More information on the worthy causes that the Foundation serves can be found on its website. (www.jbmmf.org).

It would have been fun to go around to each of the 234 golfers and all 400 people that gathered in the ballroom at days end and get a story from each about either Jack or Bill. That was logistically impossible, so here are just a couple.

First, Brian Murphy, a local attorney, a former roommate of Jack McGovern’s and one of his closest golf buddies:

“He loved his family first and then Bergen Catholic and Hackensack [Golf Club] after that. He loved to compete, he loved to be with people and he was the guy you went to when you had a problem. He would try to solve it for you,” said Murphy, before getting to the stuff that long-lasting friendships are made of. “Me and Jack would go out, the first two off at 7 o’clock, back tees, everything in the hole…two hours and 15 minutes walking. Not rushing, but we had my son Sean as a caddy and he slowed us down.”

Another local legend was also on hand. Tony Karcich coached four McGovern brothers at Bergen Catholic before moving in to his Hall of Fame career as the head football coach and athletic director at St. Joseph Regional.
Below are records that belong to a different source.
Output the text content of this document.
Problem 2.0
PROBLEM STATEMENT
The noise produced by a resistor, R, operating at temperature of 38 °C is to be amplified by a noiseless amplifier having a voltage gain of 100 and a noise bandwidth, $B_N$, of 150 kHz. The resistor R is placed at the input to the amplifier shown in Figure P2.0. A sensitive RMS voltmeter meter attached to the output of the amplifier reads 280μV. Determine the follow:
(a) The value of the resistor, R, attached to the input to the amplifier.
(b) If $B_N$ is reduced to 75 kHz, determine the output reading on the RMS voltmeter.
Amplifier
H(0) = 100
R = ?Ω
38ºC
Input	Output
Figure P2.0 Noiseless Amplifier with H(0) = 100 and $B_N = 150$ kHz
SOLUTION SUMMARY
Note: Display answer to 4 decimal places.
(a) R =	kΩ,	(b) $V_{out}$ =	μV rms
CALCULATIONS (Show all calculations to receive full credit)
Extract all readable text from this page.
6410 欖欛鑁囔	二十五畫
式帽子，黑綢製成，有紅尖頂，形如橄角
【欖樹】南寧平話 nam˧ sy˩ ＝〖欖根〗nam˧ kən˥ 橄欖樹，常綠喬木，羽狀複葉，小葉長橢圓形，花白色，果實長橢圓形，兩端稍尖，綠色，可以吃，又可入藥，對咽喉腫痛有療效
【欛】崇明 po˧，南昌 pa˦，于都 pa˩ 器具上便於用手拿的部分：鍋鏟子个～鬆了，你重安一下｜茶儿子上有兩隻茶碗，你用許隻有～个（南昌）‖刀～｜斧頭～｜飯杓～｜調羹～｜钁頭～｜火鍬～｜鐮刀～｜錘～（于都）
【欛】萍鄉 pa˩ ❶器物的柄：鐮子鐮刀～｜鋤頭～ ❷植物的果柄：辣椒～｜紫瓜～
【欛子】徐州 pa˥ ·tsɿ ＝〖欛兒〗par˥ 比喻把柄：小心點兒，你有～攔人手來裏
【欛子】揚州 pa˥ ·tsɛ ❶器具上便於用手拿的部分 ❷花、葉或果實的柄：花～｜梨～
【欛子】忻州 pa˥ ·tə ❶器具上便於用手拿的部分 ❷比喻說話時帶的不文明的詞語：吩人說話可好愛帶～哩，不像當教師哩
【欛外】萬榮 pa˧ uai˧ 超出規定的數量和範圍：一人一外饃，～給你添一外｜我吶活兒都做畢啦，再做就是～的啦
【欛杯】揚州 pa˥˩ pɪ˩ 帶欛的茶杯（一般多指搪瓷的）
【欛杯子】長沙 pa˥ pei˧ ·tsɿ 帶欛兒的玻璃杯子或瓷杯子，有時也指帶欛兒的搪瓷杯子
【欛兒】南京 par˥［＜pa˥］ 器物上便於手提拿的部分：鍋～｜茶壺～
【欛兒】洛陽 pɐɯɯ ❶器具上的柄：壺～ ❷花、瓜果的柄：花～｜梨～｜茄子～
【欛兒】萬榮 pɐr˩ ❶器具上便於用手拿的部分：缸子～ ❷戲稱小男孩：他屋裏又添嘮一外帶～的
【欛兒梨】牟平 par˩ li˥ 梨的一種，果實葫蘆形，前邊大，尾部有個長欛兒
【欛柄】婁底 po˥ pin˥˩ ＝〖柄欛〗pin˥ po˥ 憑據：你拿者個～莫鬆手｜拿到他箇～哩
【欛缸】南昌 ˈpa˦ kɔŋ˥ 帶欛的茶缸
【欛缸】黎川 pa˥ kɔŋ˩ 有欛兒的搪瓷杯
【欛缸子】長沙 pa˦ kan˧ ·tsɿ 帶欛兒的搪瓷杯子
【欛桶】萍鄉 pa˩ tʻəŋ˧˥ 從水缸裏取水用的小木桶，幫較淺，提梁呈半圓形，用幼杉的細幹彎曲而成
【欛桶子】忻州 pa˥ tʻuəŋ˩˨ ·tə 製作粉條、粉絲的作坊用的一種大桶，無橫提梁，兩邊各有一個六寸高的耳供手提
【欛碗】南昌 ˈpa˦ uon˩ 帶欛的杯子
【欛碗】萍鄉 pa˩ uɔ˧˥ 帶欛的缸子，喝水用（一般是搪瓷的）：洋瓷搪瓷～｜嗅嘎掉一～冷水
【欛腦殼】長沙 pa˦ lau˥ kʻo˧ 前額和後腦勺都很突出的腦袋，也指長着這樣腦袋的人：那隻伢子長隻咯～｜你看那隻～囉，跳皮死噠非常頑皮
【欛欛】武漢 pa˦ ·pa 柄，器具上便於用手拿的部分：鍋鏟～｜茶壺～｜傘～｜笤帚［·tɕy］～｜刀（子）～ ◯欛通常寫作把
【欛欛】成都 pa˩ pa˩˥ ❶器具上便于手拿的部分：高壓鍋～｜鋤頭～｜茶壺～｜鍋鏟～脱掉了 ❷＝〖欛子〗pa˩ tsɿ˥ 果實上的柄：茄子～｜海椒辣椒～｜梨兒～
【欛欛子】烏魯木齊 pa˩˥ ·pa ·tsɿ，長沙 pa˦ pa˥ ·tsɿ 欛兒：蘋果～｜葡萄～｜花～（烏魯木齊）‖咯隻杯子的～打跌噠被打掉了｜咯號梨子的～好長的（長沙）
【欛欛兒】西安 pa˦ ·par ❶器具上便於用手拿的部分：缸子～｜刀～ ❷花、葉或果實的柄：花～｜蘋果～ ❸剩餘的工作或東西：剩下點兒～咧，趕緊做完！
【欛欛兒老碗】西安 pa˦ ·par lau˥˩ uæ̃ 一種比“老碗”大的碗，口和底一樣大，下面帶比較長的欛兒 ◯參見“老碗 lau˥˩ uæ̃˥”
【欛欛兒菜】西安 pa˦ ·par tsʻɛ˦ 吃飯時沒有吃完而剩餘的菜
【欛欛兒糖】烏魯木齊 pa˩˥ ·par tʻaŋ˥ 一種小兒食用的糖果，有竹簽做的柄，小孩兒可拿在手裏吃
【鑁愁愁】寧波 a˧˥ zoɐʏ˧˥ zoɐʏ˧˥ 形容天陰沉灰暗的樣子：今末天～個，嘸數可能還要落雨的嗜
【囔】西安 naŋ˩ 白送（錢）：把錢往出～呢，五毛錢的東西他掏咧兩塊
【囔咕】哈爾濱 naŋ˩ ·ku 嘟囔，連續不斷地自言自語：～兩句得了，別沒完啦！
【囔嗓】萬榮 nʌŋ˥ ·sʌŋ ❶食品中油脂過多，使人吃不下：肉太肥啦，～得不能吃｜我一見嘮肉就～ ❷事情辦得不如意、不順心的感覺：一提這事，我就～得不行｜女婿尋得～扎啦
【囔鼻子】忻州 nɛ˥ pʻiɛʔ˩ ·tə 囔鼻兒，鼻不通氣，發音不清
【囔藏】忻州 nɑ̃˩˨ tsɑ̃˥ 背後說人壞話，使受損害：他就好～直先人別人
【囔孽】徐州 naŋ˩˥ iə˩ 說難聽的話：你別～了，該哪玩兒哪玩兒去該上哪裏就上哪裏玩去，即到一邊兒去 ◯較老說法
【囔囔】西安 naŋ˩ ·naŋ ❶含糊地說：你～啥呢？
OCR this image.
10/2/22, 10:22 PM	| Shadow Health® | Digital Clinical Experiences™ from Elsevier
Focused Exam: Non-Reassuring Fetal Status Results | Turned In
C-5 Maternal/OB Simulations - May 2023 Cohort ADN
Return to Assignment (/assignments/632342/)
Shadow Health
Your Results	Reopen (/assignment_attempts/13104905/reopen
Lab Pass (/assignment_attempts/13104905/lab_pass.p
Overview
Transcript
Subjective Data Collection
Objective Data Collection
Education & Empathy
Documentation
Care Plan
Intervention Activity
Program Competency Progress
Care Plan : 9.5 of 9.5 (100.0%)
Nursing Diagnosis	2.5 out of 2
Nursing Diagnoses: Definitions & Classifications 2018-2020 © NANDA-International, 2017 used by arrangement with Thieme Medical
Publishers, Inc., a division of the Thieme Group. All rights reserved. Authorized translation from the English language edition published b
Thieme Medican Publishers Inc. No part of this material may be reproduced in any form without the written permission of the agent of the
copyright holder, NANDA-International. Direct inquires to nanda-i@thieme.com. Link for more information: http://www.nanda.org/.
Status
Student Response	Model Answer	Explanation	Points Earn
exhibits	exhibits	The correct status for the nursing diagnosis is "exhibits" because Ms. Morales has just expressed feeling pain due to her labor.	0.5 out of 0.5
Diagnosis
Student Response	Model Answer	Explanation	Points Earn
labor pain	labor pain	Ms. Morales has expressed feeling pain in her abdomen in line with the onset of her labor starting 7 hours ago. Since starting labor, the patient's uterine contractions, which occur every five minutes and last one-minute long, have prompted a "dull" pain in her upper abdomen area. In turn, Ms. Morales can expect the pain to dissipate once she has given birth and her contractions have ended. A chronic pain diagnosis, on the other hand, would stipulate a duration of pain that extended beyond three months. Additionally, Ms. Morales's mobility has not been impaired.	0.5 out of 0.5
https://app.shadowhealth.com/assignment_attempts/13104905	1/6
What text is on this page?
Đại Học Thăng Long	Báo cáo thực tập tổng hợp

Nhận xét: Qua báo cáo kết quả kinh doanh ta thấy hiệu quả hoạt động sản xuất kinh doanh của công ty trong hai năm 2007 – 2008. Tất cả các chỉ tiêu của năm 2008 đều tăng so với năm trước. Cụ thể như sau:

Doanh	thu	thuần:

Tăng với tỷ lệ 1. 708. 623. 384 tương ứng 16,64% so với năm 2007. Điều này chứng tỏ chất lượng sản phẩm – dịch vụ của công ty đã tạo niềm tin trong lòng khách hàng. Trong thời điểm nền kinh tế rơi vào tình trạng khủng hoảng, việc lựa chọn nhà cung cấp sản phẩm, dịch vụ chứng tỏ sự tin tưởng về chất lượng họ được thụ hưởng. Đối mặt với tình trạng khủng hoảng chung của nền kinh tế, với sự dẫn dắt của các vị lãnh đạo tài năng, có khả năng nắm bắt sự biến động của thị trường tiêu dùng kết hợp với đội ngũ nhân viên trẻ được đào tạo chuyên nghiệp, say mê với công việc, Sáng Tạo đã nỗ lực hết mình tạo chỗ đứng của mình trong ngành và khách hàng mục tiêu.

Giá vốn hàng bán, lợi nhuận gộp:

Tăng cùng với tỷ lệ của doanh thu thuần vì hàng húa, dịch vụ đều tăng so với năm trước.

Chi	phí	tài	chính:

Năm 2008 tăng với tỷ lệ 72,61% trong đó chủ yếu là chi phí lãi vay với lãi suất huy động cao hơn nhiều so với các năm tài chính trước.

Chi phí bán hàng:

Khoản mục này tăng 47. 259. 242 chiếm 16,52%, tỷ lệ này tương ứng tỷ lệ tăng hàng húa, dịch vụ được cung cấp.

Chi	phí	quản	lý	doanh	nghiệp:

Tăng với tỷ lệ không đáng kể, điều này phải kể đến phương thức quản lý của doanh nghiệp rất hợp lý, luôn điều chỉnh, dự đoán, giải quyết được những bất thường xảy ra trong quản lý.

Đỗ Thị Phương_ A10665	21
“The first thing I saw today was an Ashton cigar. That was Billy’s favorite. He liked a double magnum Ashton and I am a white Montecristo guy. It’s a simple thing, but it brought back so many memories of spending time together,” said Karcich, who will be back on the sidelines this year as a defensive assistant at SJR. “You look around here and you see the impact they had on so many, so many people whose lives they influenced and touched. I am one of them. I was the coach, but I got more out of being around the McGovern family than they got from me. This is just a nice day to think back and reflect on so many positive memories.”